Massa Cathedral (Duomo di Massa; Cattedrale dei Santi Pietro e Francesco) is a Roman Catholic cathedral in Massa, Tuscany, central Italy. It is dedicated to Saint Cerbonius. Formerly a conventual church, it was declared the episcopal seat of the Diocese of Massa Carrara at its creation in 1822, and is now the seat of the bishop of Massa Carrara-Pontremoli. (Note: Not to be confused with the so-called Cathedral of St. Sebastian, a large church in the same city.)

==History==
The church originated as a pieve dedicated to Saint Peter, enlarged in the 16th and 17th century. It became a collegiate church in 1629.
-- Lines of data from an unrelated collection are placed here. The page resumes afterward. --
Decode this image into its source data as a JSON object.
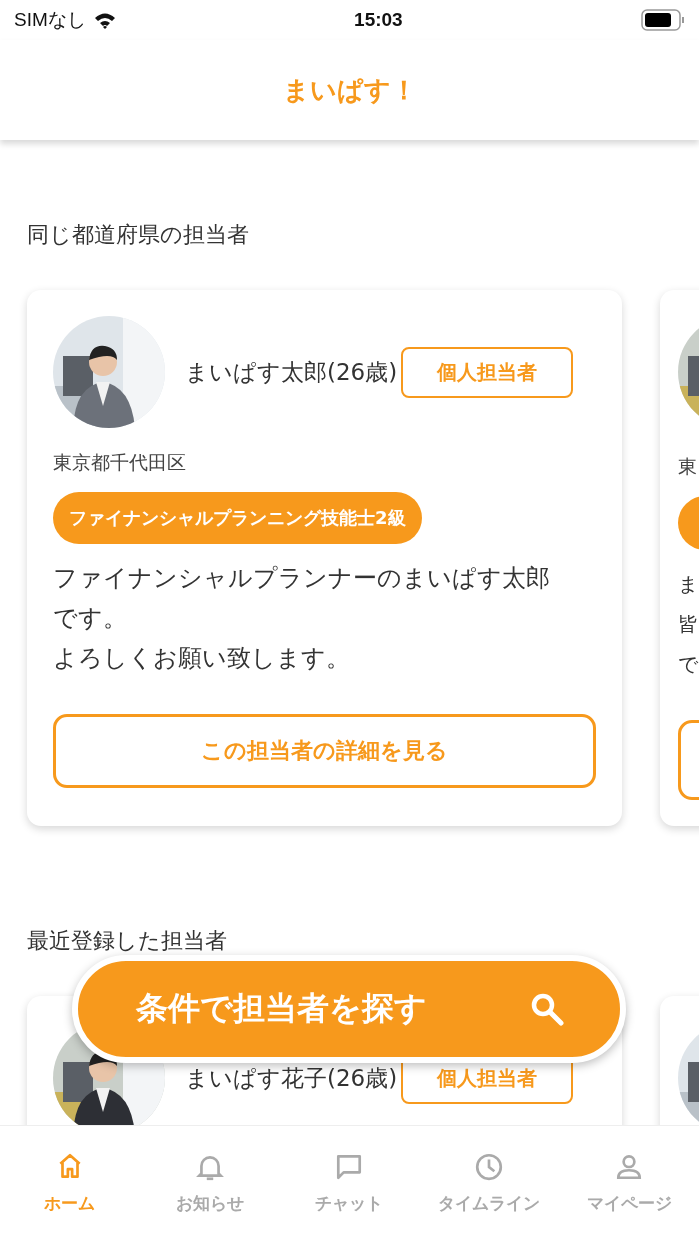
{
  "status_bar": {
    "carrier": "SIMなし",
    "time": "15:03"
  },
  "header": {
    "title": "まいぱす！"
  },
  "sections": [
    {
      "title": "同じ都道府県の担当者",
      "cards": [
        {
          "kind": "full",
          "name": "まいぱす太郎(26歳)",
          "badge": "個人担当者",
          "location": "東京都千代田区",
          "qualification": "ファイナンシャルプランニング技能士2級",
          "description": [
            "ファイナンシャルプランナーのまいぱす太郎です。",
            "よろしくお願い致します。"
          ],
          "button": "この担当者の詳細を見る"
        },
        {
          "kind": "partial",
          "location": "東",
          "description": [
            "ま",
            "皆",
            "で"
          ]
        }
      ]
    },
    {
      "title": "最近登録した担当者",
      "cards": [
        {
          "kind": "full",
          "name": "まいぱす花子(26歳)",
          "badge": "個人担当者"
        },
        {
          "kind": "partial"
        }
      ]
    }
  ],
  "search_button": {
    "label": "条件で担当者を探す"
  },
  "tabs": [
    {
      "kind": "home",
      "label": "ホーム",
      "selected": true
    },
    {
      "kind": "bell",
      "label": "お知らせ",
      "selected": false
    },
    {
      "kind": "chat",
      "label": "チャット",
      "selected": false
    },
    {
      "kind": "clock",
      "label": "タイムライン",
      "selected": false
    },
    {
      "kind": "person",
      "label": "マイページ",
      "selected": false
    }
  ]
}
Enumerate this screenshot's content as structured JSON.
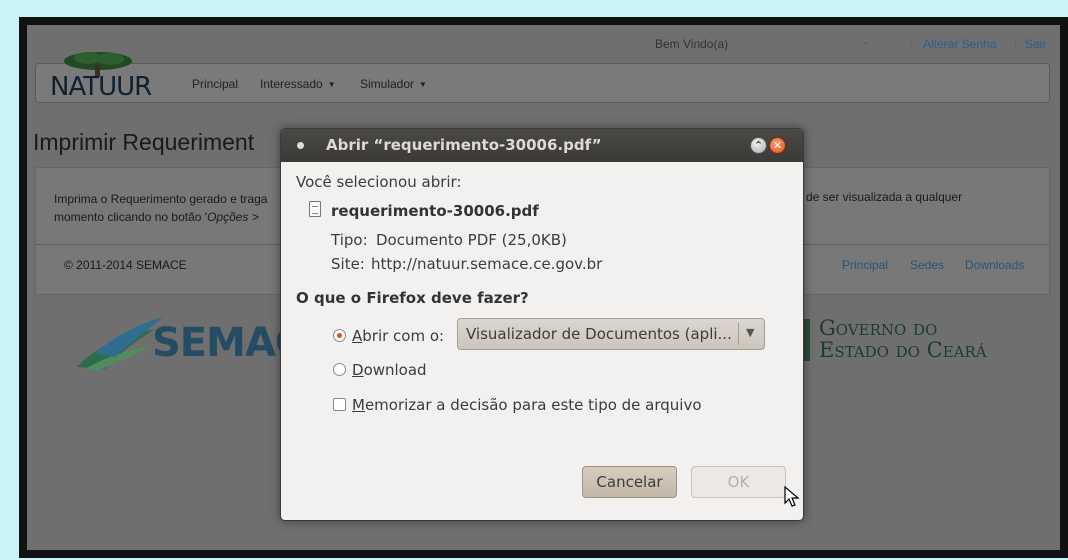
{
  "topbar": {
    "welcome": "Bem Vindo(a)",
    "dash": "-",
    "separator": "|",
    "change_password": "Alterar Senha",
    "logout": "Sair"
  },
  "navbar": {
    "logo": "NATUUR",
    "items": [
      {
        "label": "Principal",
        "dropdown": false
      },
      {
        "label": "Interessado",
        "dropdown": true
      },
      {
        "label": "Simulador",
        "dropdown": true
      }
    ],
    "caret": "▼"
  },
  "page": {
    "title": "Imprimir Requeriment",
    "content_line1": "Imprima o Requerimento gerado e traga",
    "content_line2_prefix": "momento clicando no botão '",
    "content_line2_italic": "Opções >",
    "content_right": "de ser visualizada a qualquer",
    "copyright": "© 2011-2014 SEMACE",
    "footer_links": [
      "Principal",
      "Sedes",
      "Downloads"
    ]
  },
  "logos": {
    "semace": "SEMAC",
    "governo_line1": "Governo do",
    "governo_line2": "Estado do Ceará"
  },
  "dialog": {
    "title": "Abrir “requerimento-30006.pdf”",
    "minimize_glyph": "⌃",
    "close_glyph": "✕",
    "selected_label": "Você selecionou abrir:",
    "filename": "requerimento-30006.pdf",
    "type_label": "Tipo:",
    "type_value": "Documento PDF (25,0KB)",
    "site_label": "Site:",
    "site_value": "http://natuur.semace.ce.gov.br",
    "question": "O que o Firefox deve fazer?",
    "open_with_label": "Abrir com o:",
    "open_with_value": "Visualizador de Documentos (apli...",
    "select_arrow": "▼",
    "download_label": "Download",
    "remember_label": "Memorizar a decisão para este tipo de arquivo",
    "cancel_label": "Cancelar",
    "ok_label": "OK",
    "selected_option": "open_with",
    "remember_checked": false
  },
  "colors": {
    "accent": "#e0501e",
    "titlebar": "#3b3a36",
    "link": "#2a5577"
  }
}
In 1672, the building collapsed, and at the end of the century was replaced by a new one, designed by Alessandro Bergamini. This construction was demolished by order of duchess Elisa Bonaparte (sister of Napoleon) in 1807, when the dedication to Saint Peter was transferred to the church of Saint Francis in Massa, which had been reconstructed in 1660–1670. This church had a large marble high altar, with further altars in the transept, and paintings by Carlo Maratta (Mary Immaculate) and Luigi Garzi (Trinity in Glory with Saints), which have been preserved until today. Behind the south transept altar is the burial chapel of the Malaspina family, commissioned by duke Alberico II.

In 1822, at the creation of the diocese of Massa, the church of St. Francis was declared its cathedral.